Di dunia pendidikan, ada pengabdian yang diwariskan bukan sebagai kewajiban, melainkan sebagai panggilan hati. Demikian pula perjalanan Ustadzah Rifi Dewi Sulufiah, S.Pd., yang kini mengabdikan dirinya sebagai guru di Pesantren PERSIS Bangil.
Beliau merupakan putri dari Ustadz Arief Sujitno, M.M., yang pada masanya pernah mengajar Bahasa Inggris di Pesantren PERSIS Bangil. Kini, estafet pengabdian itu berlanjut melalui putrinya yang memilih jalan yang sama: mendidik generasi santri di almamater yang telah menjadi bagian dari sejarah keluarganya.
Latar belakang akademik beliau berasal dari Institut Pertanian Bogor (IPB), salah satu perguruan tinggi terbaik di Indonesia yang dikenal dengan keunggulannya dalam bidang pertanian, sains hayati, dan ilmu lingkungan. Bekal keilmuan tersebut menjadikan beliau akrab dengan dunia Biologi, ilmu yang mempelajari kehidupan dalam segala kompleksitasnya. Untuk memperkuat kompetensinya sebagai pendidik profesional, beliau kemudian menempuh pendidikan keguruan sehingga memenuhi standar akademik sebagai seorang guru.
Di Pesantren PERSIS Bangil, Ustadzah Rifi mengampu mata pelajaran Biologi. Melalui pelajaran ini, beliau mengajak para santri memahami keajaiban makhluk hidup, keseimbangan ekosistem, serta keteraturan ciptaan Allah yang dapat diamati melalui pendekatan ilmiah. Setiap sel, tumbuhan, hewan, hingga tubuh manusia menjadi bukti bahwa ilmu pengetahuan dan keimanan dapat berjalan beriringan.

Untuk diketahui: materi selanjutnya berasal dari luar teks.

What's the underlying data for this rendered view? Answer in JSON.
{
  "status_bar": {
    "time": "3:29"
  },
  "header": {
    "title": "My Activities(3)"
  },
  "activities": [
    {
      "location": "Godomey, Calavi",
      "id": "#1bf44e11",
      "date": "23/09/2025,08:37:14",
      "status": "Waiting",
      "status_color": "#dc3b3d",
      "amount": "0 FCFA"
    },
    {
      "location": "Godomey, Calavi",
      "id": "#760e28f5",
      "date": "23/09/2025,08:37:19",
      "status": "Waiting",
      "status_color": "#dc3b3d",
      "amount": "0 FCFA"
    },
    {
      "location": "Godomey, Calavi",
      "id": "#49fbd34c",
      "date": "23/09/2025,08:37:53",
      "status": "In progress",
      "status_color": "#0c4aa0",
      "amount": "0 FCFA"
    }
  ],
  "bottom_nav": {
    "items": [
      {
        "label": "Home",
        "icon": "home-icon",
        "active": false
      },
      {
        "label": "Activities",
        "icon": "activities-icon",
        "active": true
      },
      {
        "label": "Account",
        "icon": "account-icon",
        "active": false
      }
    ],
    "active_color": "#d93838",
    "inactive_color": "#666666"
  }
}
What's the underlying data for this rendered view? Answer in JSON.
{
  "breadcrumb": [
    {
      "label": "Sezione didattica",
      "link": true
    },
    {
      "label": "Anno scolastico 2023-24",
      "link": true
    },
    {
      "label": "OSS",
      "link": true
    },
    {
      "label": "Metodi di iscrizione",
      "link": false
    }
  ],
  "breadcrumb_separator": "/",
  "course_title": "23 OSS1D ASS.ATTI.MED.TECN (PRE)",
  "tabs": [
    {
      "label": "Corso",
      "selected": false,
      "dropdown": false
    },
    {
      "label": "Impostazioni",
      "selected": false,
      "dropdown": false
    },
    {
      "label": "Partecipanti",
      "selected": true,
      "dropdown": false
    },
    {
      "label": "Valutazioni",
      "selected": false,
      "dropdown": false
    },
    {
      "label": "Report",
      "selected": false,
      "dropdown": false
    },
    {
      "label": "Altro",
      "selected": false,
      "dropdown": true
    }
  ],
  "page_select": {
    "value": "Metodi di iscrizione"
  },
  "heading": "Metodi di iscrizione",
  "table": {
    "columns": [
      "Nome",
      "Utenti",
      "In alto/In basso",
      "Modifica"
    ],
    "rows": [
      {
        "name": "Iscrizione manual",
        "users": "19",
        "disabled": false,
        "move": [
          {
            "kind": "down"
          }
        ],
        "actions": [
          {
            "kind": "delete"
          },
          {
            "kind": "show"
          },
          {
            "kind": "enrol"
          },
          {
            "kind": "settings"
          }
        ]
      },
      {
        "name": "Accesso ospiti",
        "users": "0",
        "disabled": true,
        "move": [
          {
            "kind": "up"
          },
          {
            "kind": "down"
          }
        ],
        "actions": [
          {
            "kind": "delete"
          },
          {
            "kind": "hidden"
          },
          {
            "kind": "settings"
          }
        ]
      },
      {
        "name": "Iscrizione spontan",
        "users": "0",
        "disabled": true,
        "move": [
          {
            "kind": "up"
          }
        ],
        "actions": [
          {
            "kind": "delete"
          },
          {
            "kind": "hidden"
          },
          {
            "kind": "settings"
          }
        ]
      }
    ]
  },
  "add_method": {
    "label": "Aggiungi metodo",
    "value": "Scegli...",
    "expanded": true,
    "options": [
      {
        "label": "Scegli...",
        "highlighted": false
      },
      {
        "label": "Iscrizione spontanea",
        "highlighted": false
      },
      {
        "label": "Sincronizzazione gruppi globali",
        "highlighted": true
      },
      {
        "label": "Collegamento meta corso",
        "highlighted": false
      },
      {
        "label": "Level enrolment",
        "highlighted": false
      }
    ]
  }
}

Selain mengajar, beliau mendapat amanah sebagai Wali Kelas 6 Putri. Pada jenjang akhir ini, seorang wali kelas tidak hanya mendampingi proses belajar, tetapi juga membantu mempersiapkan santri menghadapi ujian, menyusun rencana masa depan, dan menumbuhkan kedewasaan sebelum mereka melangkah ke jenjang berikutnya. Beliau juga dikenal aktif membina dan mendampingi santri dalam berbagai aspek kehidupan di pesantren.
Bertempat tinggal di Bangil, Ustadzah Rifi menjalankan perannya sebagai guru dengan semangat yang lahir dari perpaduan antara tradisi keluarga, bekal akademik, dan kecintaan terhadap dunia pendidikan.
Perjalanan beliau menunjukkan bahwa ilmu akan terus hidup ketika diwariskan.
Dari seorang ayah yang dahulu mengajar di ruang kelas yang sama.
Kepada seorang putri yang kini melanjutkan amanah itu dengan bidang ilmu yang berbeda.
Karena sesungguhnya, warisan terbesar seorang pendidik bukanlah jabatan ataupun penghargaan.
Melainkan lahirnya generasi berikutnya yang bersedia meneruskan pengabdian demi mencerdaskan umat dan menebarkan manfaat melalui ilmu.